Friday, 15 July 2016

Water Services (Amendment) Bill 2016: Second Stage

 

10:00 am

Photo of Kevin HumphreysKevin Humphreys (Labour) | Oireachtas source

This is the thing about Fianna Fáil members. When one says something they do not like, they are ready to jump in. They are not challenging facts, but those are the facts. They signed the memorandum of understanding. All three things are fact. That is what Fianna Fáil does. They got scared about Sinn Féin and rushed to be popular rather than to do the right thing by the country. The last time I saw legislation when we were running down this path, I was a mere councillor and Fianna Fáil bankrupted the country.

I am deeply disappointed about Fine Gael. I have the utmost respect for Senator Paudie Coffey and Deputy English, but I am reminded that it is not the Minister but the Minister of State who comes to the Seanad to take the kicking. I do not intend to give the Minister of State a kicking because we no longer have a Government. What we have are office holders. We are not getting real decisions and leadership. "Repeal the eighth" has been kicked to the citizens' assembly.
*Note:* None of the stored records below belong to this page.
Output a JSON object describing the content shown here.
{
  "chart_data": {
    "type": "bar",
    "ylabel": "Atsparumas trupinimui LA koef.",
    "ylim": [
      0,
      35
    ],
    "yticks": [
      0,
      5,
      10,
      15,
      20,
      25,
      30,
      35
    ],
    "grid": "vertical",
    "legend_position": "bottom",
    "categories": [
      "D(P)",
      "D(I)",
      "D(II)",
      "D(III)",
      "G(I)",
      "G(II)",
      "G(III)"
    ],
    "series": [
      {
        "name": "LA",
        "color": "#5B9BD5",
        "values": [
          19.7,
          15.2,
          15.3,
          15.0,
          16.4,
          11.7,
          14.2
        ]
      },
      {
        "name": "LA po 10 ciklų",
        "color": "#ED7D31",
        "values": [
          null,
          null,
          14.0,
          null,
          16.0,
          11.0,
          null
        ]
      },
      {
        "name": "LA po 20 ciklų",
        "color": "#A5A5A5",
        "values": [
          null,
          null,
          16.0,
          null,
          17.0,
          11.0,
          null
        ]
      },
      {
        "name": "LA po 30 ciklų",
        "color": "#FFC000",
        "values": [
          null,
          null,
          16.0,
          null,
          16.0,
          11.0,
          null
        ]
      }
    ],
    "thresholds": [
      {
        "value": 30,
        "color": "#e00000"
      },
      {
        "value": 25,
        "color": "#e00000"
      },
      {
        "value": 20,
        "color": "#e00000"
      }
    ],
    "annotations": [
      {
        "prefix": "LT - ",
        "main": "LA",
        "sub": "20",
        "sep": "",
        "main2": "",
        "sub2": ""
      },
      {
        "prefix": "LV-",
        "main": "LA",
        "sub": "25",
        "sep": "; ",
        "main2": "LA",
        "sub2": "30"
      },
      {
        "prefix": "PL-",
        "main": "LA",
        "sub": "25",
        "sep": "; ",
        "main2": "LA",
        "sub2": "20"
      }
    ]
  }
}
Water charges have been sent to a water commission. Legislation on school admissions has been kicked to a Dáil committee for a year. The Cassells report on education has been kicked to another committee for a year. That is so it can all be kicked further and further down past the next election. Fianna Fáil and Fine Gael have just been elected and it is a coalition Government in that Fine Gael cannot bring legislation through the House without the support of Fianna Fáil. The idea that water charges, once suspended, will come back before the House before the next election is a joke. Nobody is talking about the 340,000 rural people who pay every day for their water. No one is marching on the streets about them and not one speaker here has referred to those people who have wells and those in group water schemes who have paid since the foundation of the State for their water. Nobody seems to care about them. Urban people get looked after because it means an extra seat for Fianna Fáil or Fine Gael, but because the 340,000 rural people have paid for their water and their wells all along we can forget about them, aside from giving them an extra grant to keep them quiet. Sure they have always paid.
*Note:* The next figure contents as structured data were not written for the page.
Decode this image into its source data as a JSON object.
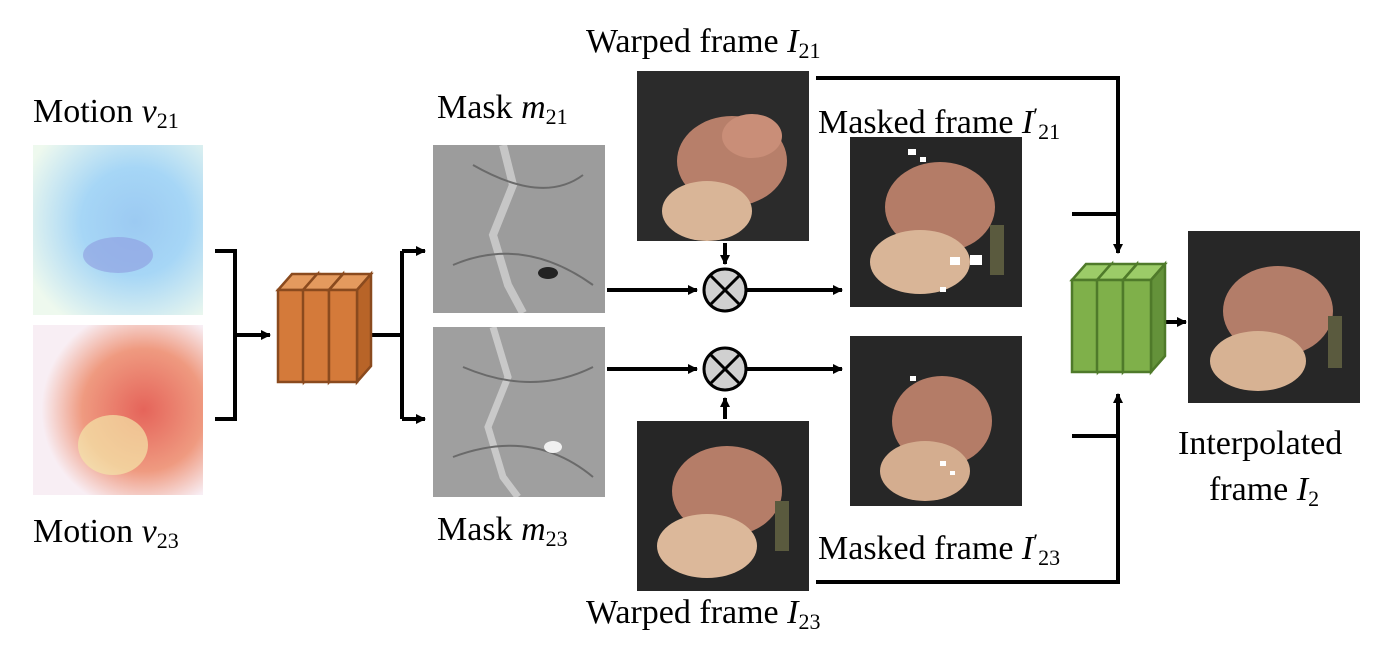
{
  "labels": {
    "motion_v21": {
      "prefix": "Motion ",
      "var": "v",
      "sub": "21"
    },
    "motion_v23": {
      "prefix": "Motion ",
      "var": "v",
      "sub": "23"
    },
    "mask_m21": {
      "prefix": "Mask ",
      "var": "m",
      "sub": "21"
    },
    "mask_m23": {
      "prefix": "Mask ",
      "var": "m",
      "sub": "23"
    },
    "warped_i21": {
      "prefix": "Warped frame ",
      "var": "I",
      "sub": "21"
    },
    "warped_i23": {
      "prefix": "Warped frame ",
      "var": "I",
      "sub": "23"
    },
    "masked_i21": {
      "prefix": "Masked frame ",
      "var": "I",
      "sup": "′",
      "sub": "21"
    },
    "masked_i23": {
      "prefix": "Masked frame ",
      "var": "I",
      "sup": "′",
      "sub": "23"
    },
    "interp_line1": "Interpolated",
    "interp_line2": {
      "prefix": "frame ",
      "var": "I",
      "sub": "2"
    }
  },
  "colors": {
    "mask_net": "#d47a3a",
    "fusion_net": "#7fb04a",
    "motion_v21_tint": "#8fc8f0",
    "motion_v23_tint": "#e8705a"
  },
  "icons": {
    "multiply": "circled-times-icon"
  }
}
Since I was a child, Fine Gael has been considered a party of law and order. Can the Minister of State confirm whether legal advice has been taken from the Attorney General as to whether the Bill is legal? The former Minister, Deputy Alan Kelly, sought legal advice from the Attorney General prior to exiting the Government. Has the Cabinet sought the Attorney General's advice? Commissioner Vella has been very clear about it. Once the Bill is passed, a letter will wing its way to the Minister asking him to explain. The pilot letter will arrive and our fines will start to grow. I hope the Minister, Deputy Coveney, and the shadow Minister, Deputy Barry Cowen, realise that they are building up a substantial debt for this country. We cannot manage to deal with water, the repeal of the eighth amendment, the schools admissions legislation or the funding of education. How on earth are we going to deal with legislation on climate change? Climate change is going to be costly. Are we going to kick that further down the road? Are we going to forget about the 2020, 2030 and 2050 targets, which so many Members have spoken about so passionately, because it will not be cheap to do so? It is going to cost money. Can we kick that down again and cause more fines? Shortly, we will be paying more fines than we will be paying interest on our loans. That is where we are heading.
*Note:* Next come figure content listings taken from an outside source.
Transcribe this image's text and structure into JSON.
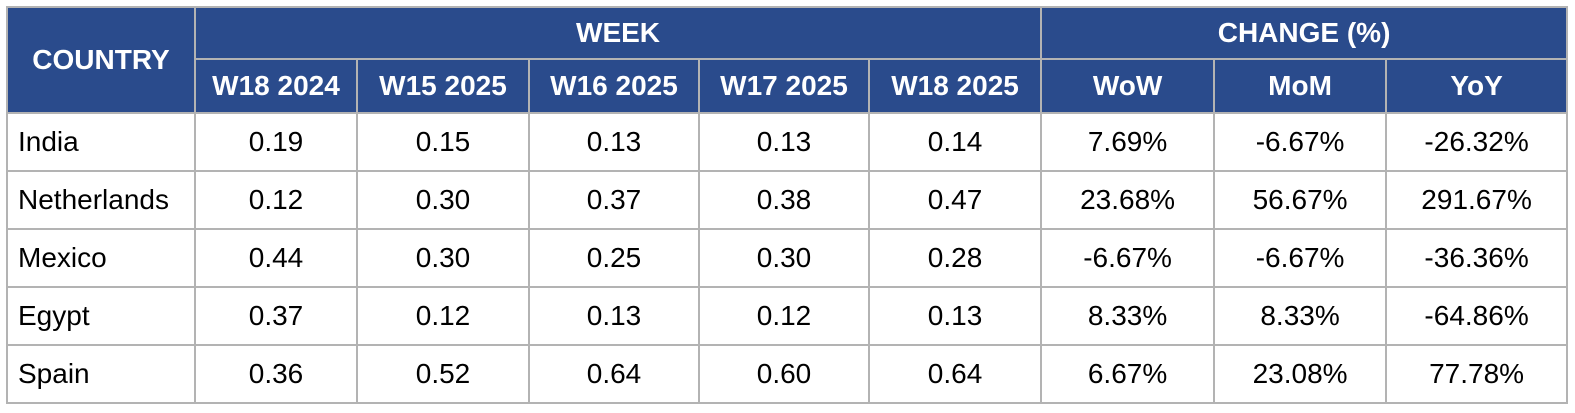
{
  "colors": {
    "header_bg": "#2a4b8c",
    "header_text": "#ffffff",
    "grid": "#b3b3b3",
    "body_text": "#000000",
    "page_bg": "#ffffff"
  },
  "table": {
    "corner_header": "COUNTRY",
    "group_headers": {
      "week": "WEEK",
      "change": "CHANGE (%)"
    },
    "week_columns": [
      "W18 2024",
      "W15 2025",
      "W16 2025",
      "W17 2025",
      "W18 2025"
    ],
    "change_columns": [
      "WoW",
      "MoM",
      "YoY"
    ],
    "rows": [
      {
        "country": "India",
        "weeks": [
          "0.19",
          "0.15",
          "0.13",
          "0.13",
          "0.14"
        ],
        "changes": [
          "7.69%",
          "-6.67%",
          "-26.32%"
        ]
      },
      {
        "country": "Netherlands",
        "weeks": [
          "0.12",
          "0.30",
          "0.37",
          "0.38",
          "0.47"
        ],
        "changes": [
          "23.68%",
          "56.67%",
          "291.67%"
        ]
      },
      {
        "country": "Mexico",
        "weeks": [
          "0.44",
          "0.30",
          "0.25",
          "0.30",
          "0.28"
        ],
        "changes": [
          "-6.67%",
          "-6.67%",
          "-36.36%"
        ]
      },
      {
        "country": "Egypt",
        "weeks": [
          "0.37",
          "0.12",
          "0.13",
          "0.12",
          "0.13"
        ],
        "changes": [
          "8.33%",
          "8.33%",
          "-64.86%"
        ]
      },
      {
        "country": "Spain",
        "weeks": [
          "0.36",
          "0.52",
          "0.64",
          "0.60",
          "0.64"
        ],
        "changes": [
          "6.67%",
          "23.08%",
          "77.78%"
        ]
      }
    ]
  },
  "chart_data": {
    "type": "table",
    "title": "",
    "columns": [
      "COUNTRY",
      "W18 2024",
      "W15 2025",
      "W16 2025",
      "W17 2025",
      "W18 2025",
      "WoW",
      "MoM",
      "YoY"
    ],
    "column_groups": [
      {
        "label": "WEEK",
        "columns": [
          "W18 2024",
          "W15 2025",
          "W16 2025",
          "W17 2025",
          "W18 2025"
        ]
      },
      {
        "label": "CHANGE (%)",
        "columns": [
          "WoW",
          "MoM",
          "YoY"
        ]
      }
    ],
    "rows": [
      [
        "India",
        0.19,
        0.15,
        0.13,
        0.13,
        0.14,
        "7.69%",
        "-6.67%",
        "-26.32%"
      ],
      [
        "Netherlands",
        0.12,
        0.3,
        0.37,
        0.38,
        0.47,
        "23.68%",
        "56.67%",
        "291.67%"
      ],
      [
        "Mexico",
        0.44,
        0.3,
        0.25,
        0.3,
        0.28,
        "-6.67%",
        "-6.67%",
        "-36.36%"
      ],
      [
        "Egypt",
        0.37,
        0.12,
        0.13,
        0.12,
        0.13,
        "8.33%",
        "8.33%",
        "-64.86%"
      ],
      [
        "Spain",
        0.36,
        0.52,
        0.64,
        0.6,
        0.64,
        "6.67%",
        "23.08%",
        "77.78%"
      ]
    ]
  }
}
Office holders are refusing to make decisions, which is inexcusable. One can see Fianna Fáil's hidden hand pulling the strings of the Government. All I can do is warn. The former Minister of State, Senator Paudie Coffey, knows well the pain this country had to go through to reverse its bankruptcy. He knows the 15% unemployment rate and the number of people who had to emigrate because Fianna Fáil would not take unpopular decisions, would not regulate and would not provide funding for regulators when tiny numbers were put into offices. Do not go down that road. We have to stop repeating history. Get away from Fianna Fáil. They will bankrupt us again. They bankrupted us in the past and they will do it again. Do not be their willing partner in running this country down. We have huge challenges but they are minor compared to modernising our water services. Dublin city is on a knife edge. Sinn Féin, Fianna Fáil and Fine Gael can knock on doors in four years' time and talk to the person who comes out and says that no water has come out of the tap for the last three weeks and that they are fed up of buying water at the supermarket. Why, when that person turns on the tap, will water not come out? It will be because we failed to invest in our water services. There is no clarity on the investment plan for Irish Water and how it is going to replace its income. Are we going to pull the money away from the HSE, education or our house building programme? Where on earth is the money going to come from to invest in water?

I have two direct questions for the Minister of State. Has the Cabinet taken the advice of the Attorney General on the Bill? What fines are expected after the legislation is passed and what consultation has taken place with the Commissioner with regard to rowing back on what was signed up to three times by Fianna Fáil in government?